Le délai de 6 mois donné aux comités de créanciers pour se prononcer sur un projet de plan.
Les délais de saisine de la Commission des Chefs de Services Financiers.
La saisie-attribution des créance à exécution successive.
Affectation et remise du prix de cession de l’entreprise.
La désignation du Commissaire à l’exécution du plan.
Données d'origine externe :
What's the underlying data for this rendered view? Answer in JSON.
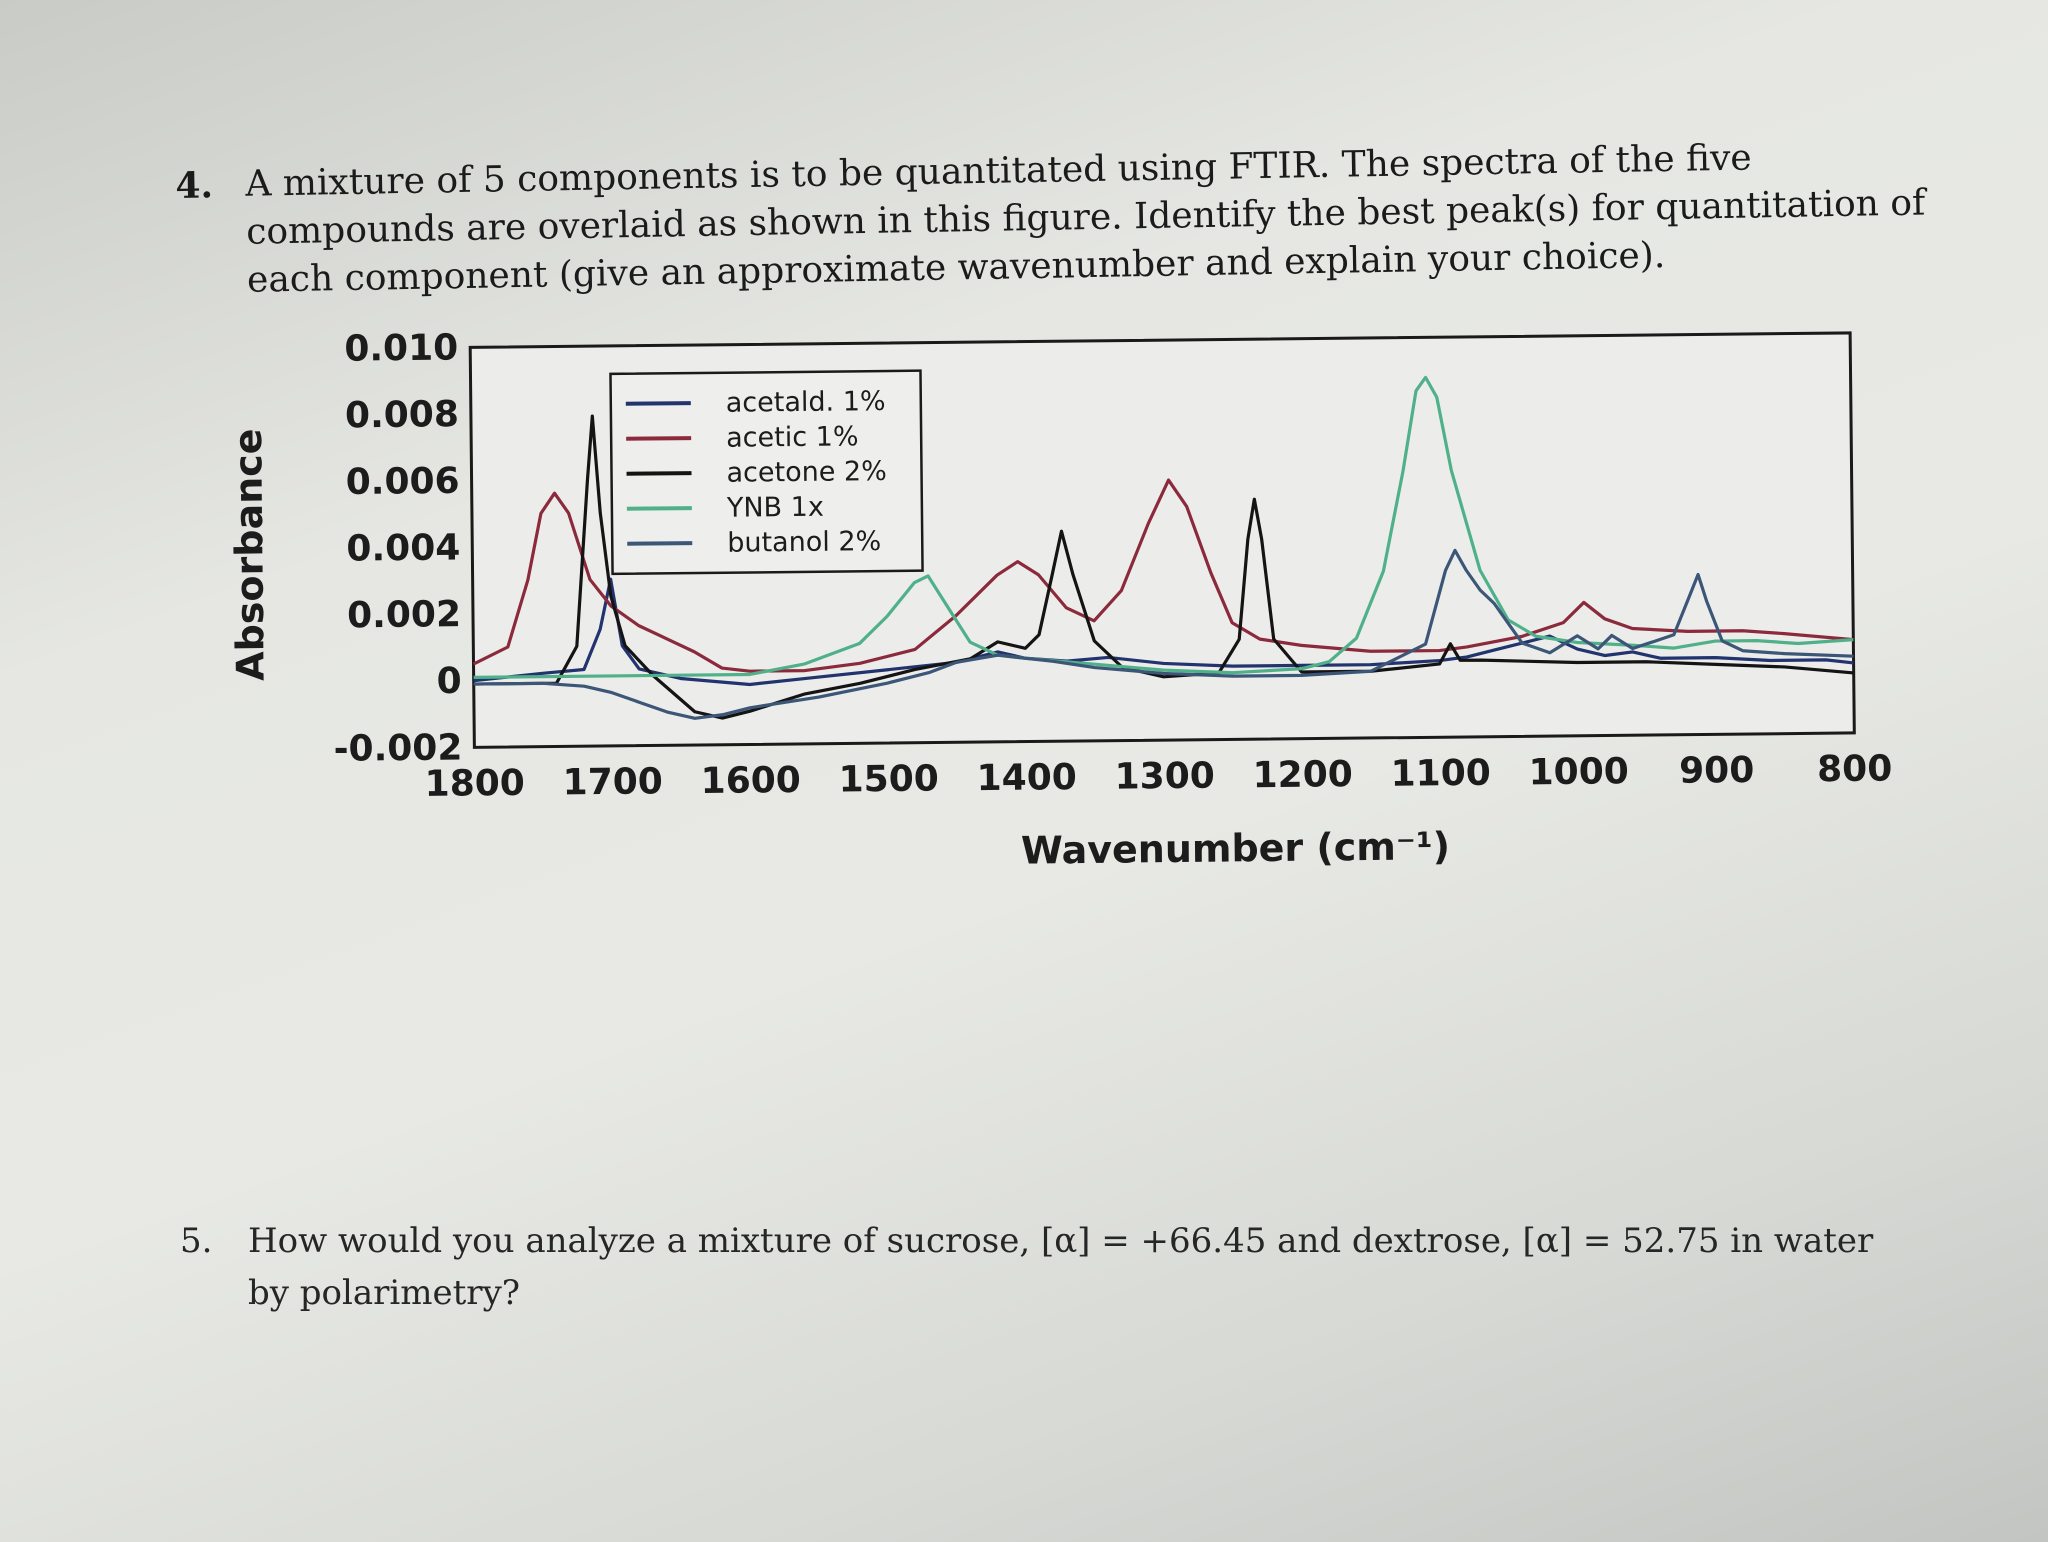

Les propositions d’amélioration des textes visant ces problèmes ont été avalisées par le Conseil de l’Ordre des Avocats du Barreau de PARIS lors des séances des 12 avril et 24 mail 2011 : elles ont été publiées dans le BARREAU de FRANCE, revue (trimestrielle) de la Confédération Nationale des Avocats, numéros 349 et 351 et mises en ligne sur les sites Internet suivants :
CNA (Confédération Nationale des Avocats) www.cna-avocats.fr
ANASED : www.anased.fr
Ces propositions sont jointes à la présente note.
Les avocats spécialistes du droit de l’entreprise soulignent que ces réformes d’adaptation du droit aux réalités de la vie économique et de sa régulation judiciaire, sont indispensables. Elles ne transforment pas le droit positif : elles amélioreront sa nécessaire efficacité.
d) – SUR LES TRES PETITES ENTREPRISES (TPE)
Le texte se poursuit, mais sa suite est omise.